The Ni─Cl─Ni Sites Bridged by Chlorine to Stabilize Short-Range Order in Nickel Complex for Amorphous Electrocatalysts

Abstract

Amorphous catalysts have shown great promise for electrocatalysis due to their unique short-range ordered structures, which allow performance optimization through structural engineering. However, inadequate structural collapse during crystalline-amorphous transformations compromises coordination environment retention and impedes understanding of structure-property/performance correlations in disordered amorphous catalysts/materials. In this study, we ingeniously introduced a chloro-bridging structure, which successfully preserves the µ₂─Cl bridging motif in the nickel complex precursor (Ni₂(µ₂─Cl)(HL)₂(CH₃OH)(H₂O)Cl).

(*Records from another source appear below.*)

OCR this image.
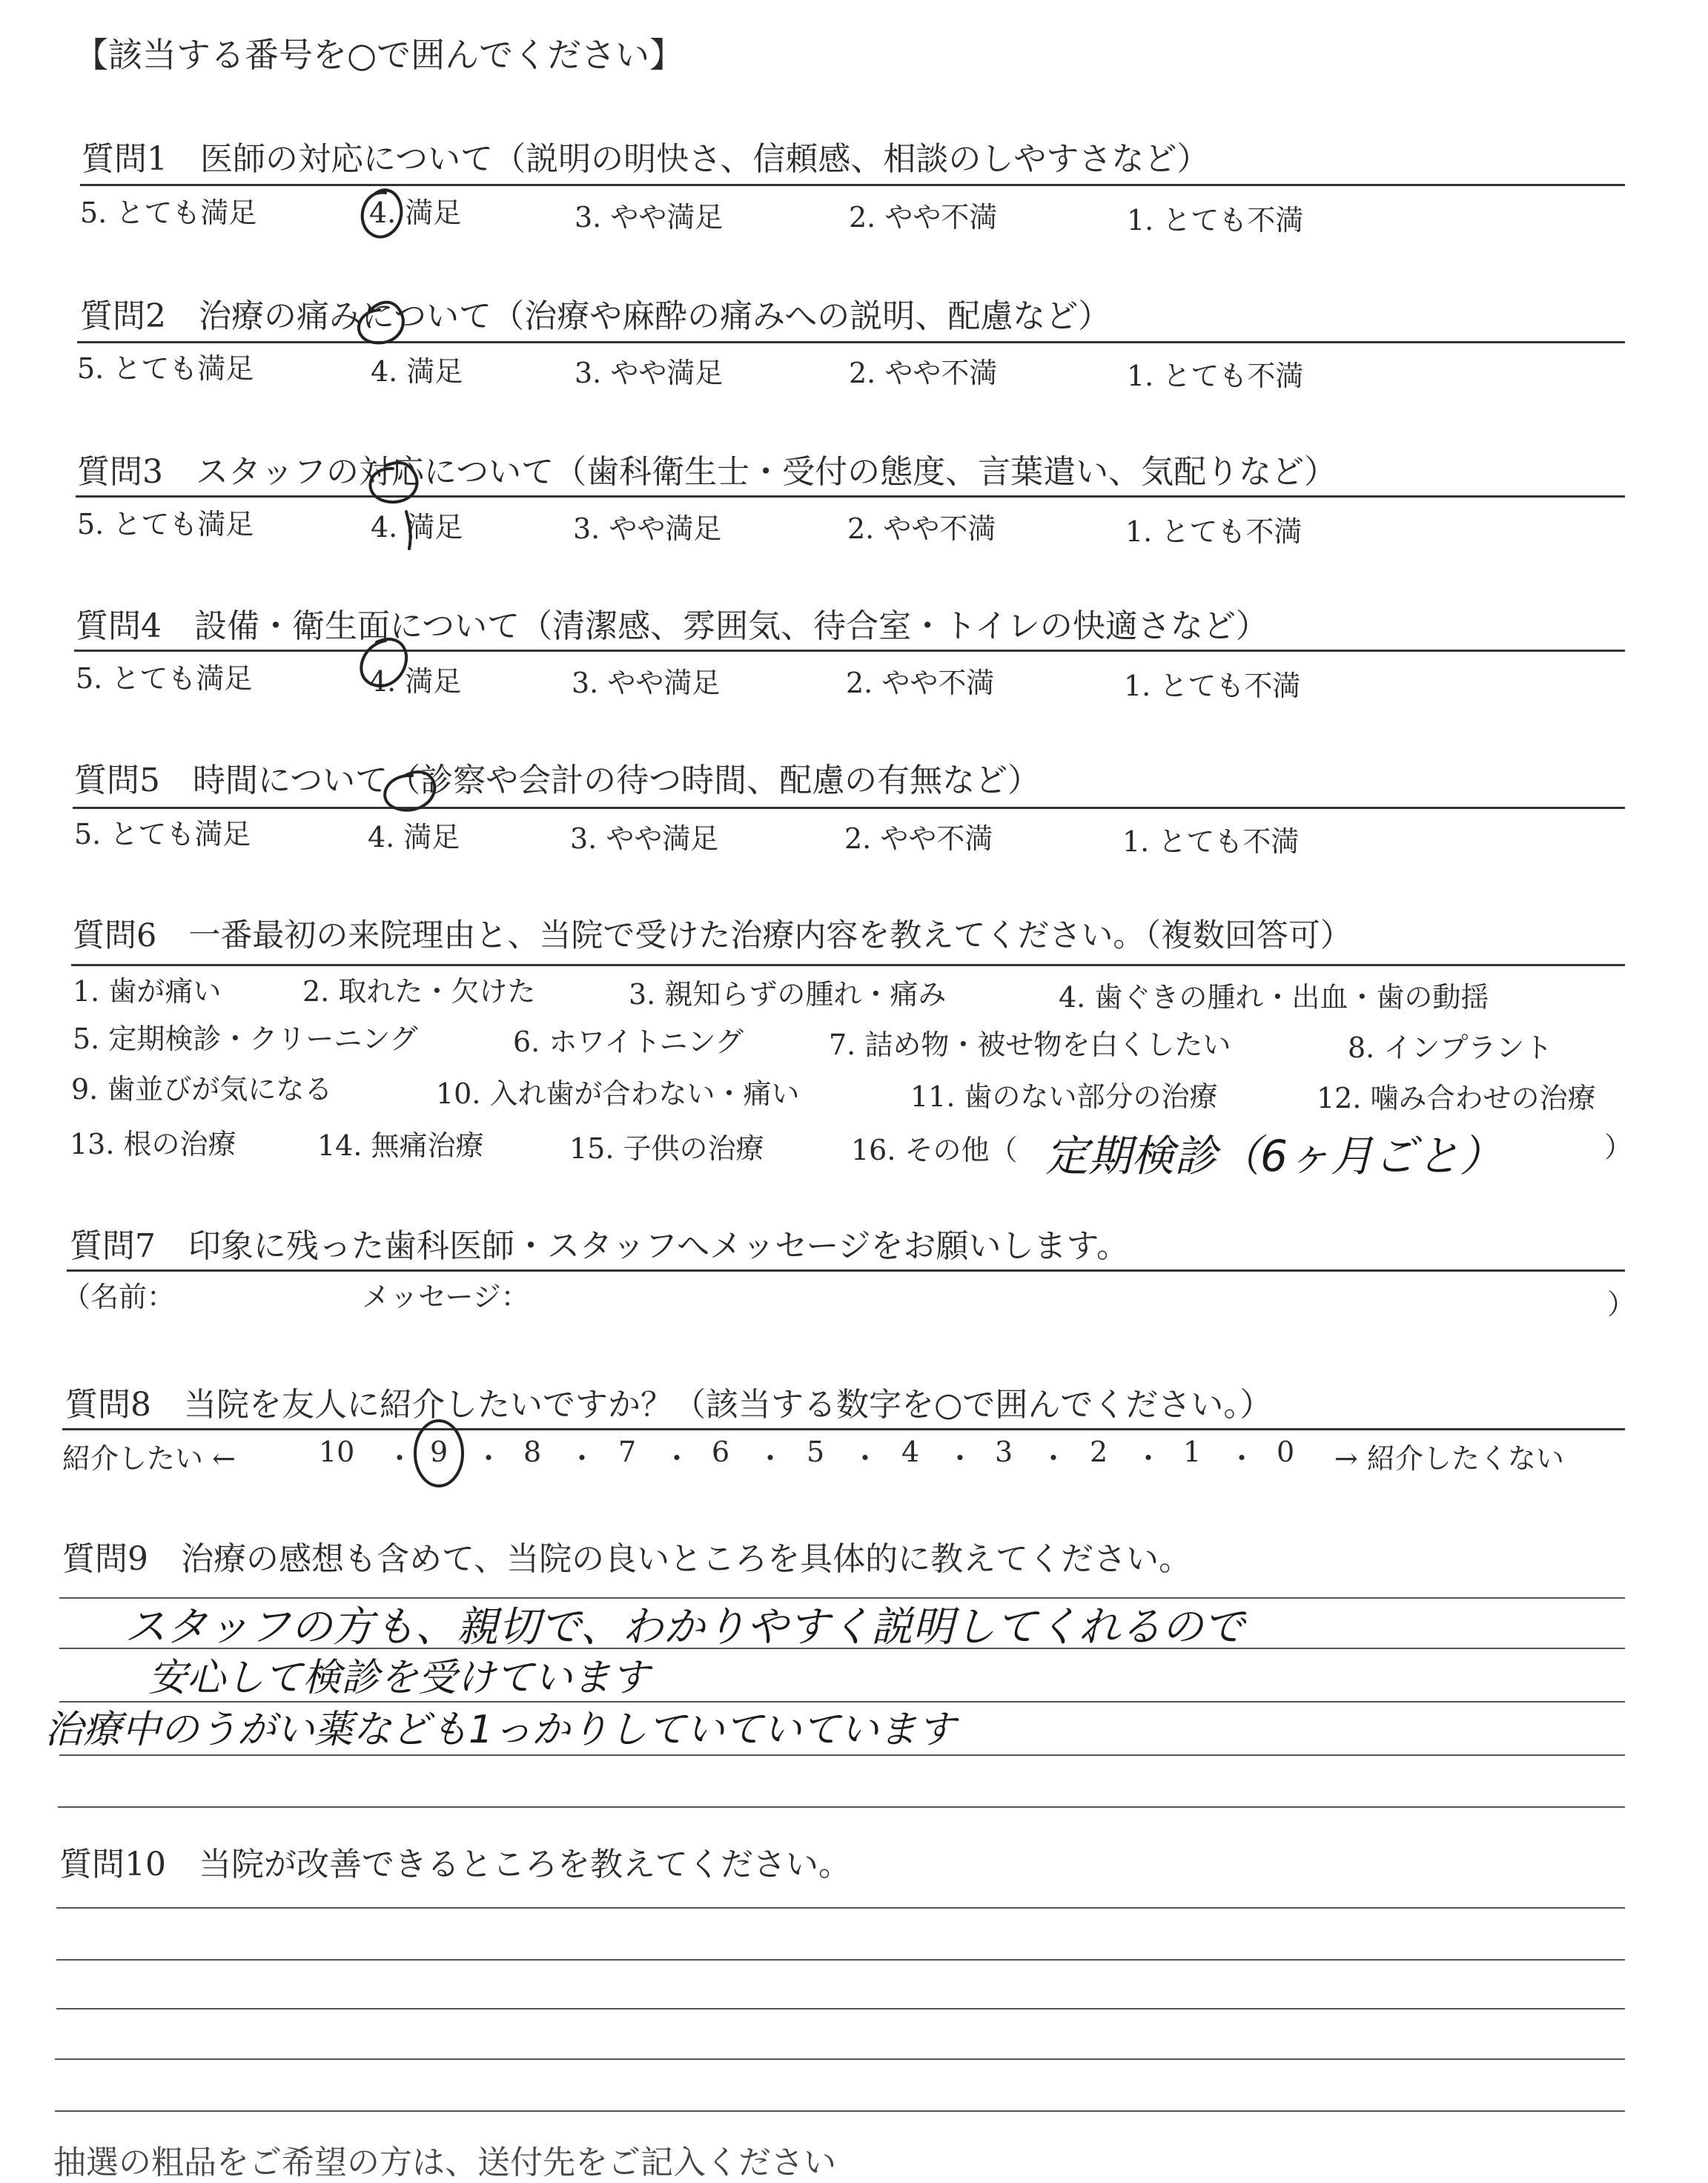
【該当する番号を○で囲んでください】
質問1　医師の対応について（説明の明快さ、信頼感、相談のしやすさなど）
5. とても満足	4. 満足	3. やや満足	2. やや不満	1. とても不満
質問2　治療の痛みについて（治療や麻酔の痛みへの説明、配慮など）
5. とても満足	4. 満足	3. やや満足	2. やや不満	1. とても不満
質問3　スタッフの対応について（歯科衛生士・受付の態度、言葉遣い、気配りなど）
5. とても満足	4. 満足	3. やや満足	2. やや不満	1. とても不満
質問4　設備・衛生面について（清潔感、雰囲気、待合室・トイレの快適さなど）
5. とても満足	4. 満足	3. やや満足	2. やや不満	1. とても不満
質問5　時間について（診察や会計の待つ時間、配慮の有無など）
5. とても満足	4. 満足	3. やや満足	2. やや不満	1. とても不満
質問6　一番最初の来院理由と、当院で受けた治療内容を教えてください。（複数回答可）
1. 歯が痛い	2. 取れた・欠けた	3. 親知らずの腫れ・痛み	4. 歯ぐきの腫れ・出血・歯の動揺
5. 定期検診・クリーニング	6. ホワイトニング	7. 詰め物・被せ物を白くしたい	8. インプラント
9. 歯並びが気になる	10. 入れ歯が合わない・痛い	11. 歯のない部分の治療	12. 噛み合わせの治療
13. 根の治療	14. 無痛治療	15. 子供の治療	16. その他（ 定期検診（6ヶ月ごと）	）
質問7　印象に残った歯科医師・スタッフへメッセージをお願いします。
（名前：	メッセージ：	）
質問8　当院を友人に紹介したいですか？（該当する数字を○で囲んでください。）
紹介したい ←	10 ・ 9 ・ 8 ・ 7 ・ 6 ・ 5 ・ 4 ・ 3 ・ 2 ・ 1 ・ 0 → 紹介したくない
質問9　治療の感想も含めて、当院の良いところを具体的に教えてください。
スタッフの方も、親切で、わかりやすく説明してくれるので
安心して検診を受けています
治療中のうがい薬なども1っかりしていていています
質問10　当院が改善できるところを教えてください。
抽選の粗品をご希望の方は、送付先をご記入ください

This achievement enables the synthesis of a highly stable amorphous catalyst, a-250-I, featuring an enhanced short-range order. Through comprehensive experimental and computational investigations, it is discovered that the remarkable activity enhancement can be ascribed to the dynamic transition from μ₂─Cl to μ₂─O bridging at the nickel site. This transformation elegantly tunes the d-orbital energy levels to lower values, unleashing a cascade of effects that accelerate the reaction kinetics and catapult the electrocatalytic performance to new heights. At 10 mA·cm⁻² current density, the optimized a-250-I catalyst achieves low overpotentials of 1.47 V (OER) and 1.36 V (UOR), showcasing robust stability with dual-functional catalytic capability. This strategy offers a controllable way to stabilize the short-range ordering of amorphous catalysts for enhancing catalytic activity by modulating the electronic structure through local bridge coordination.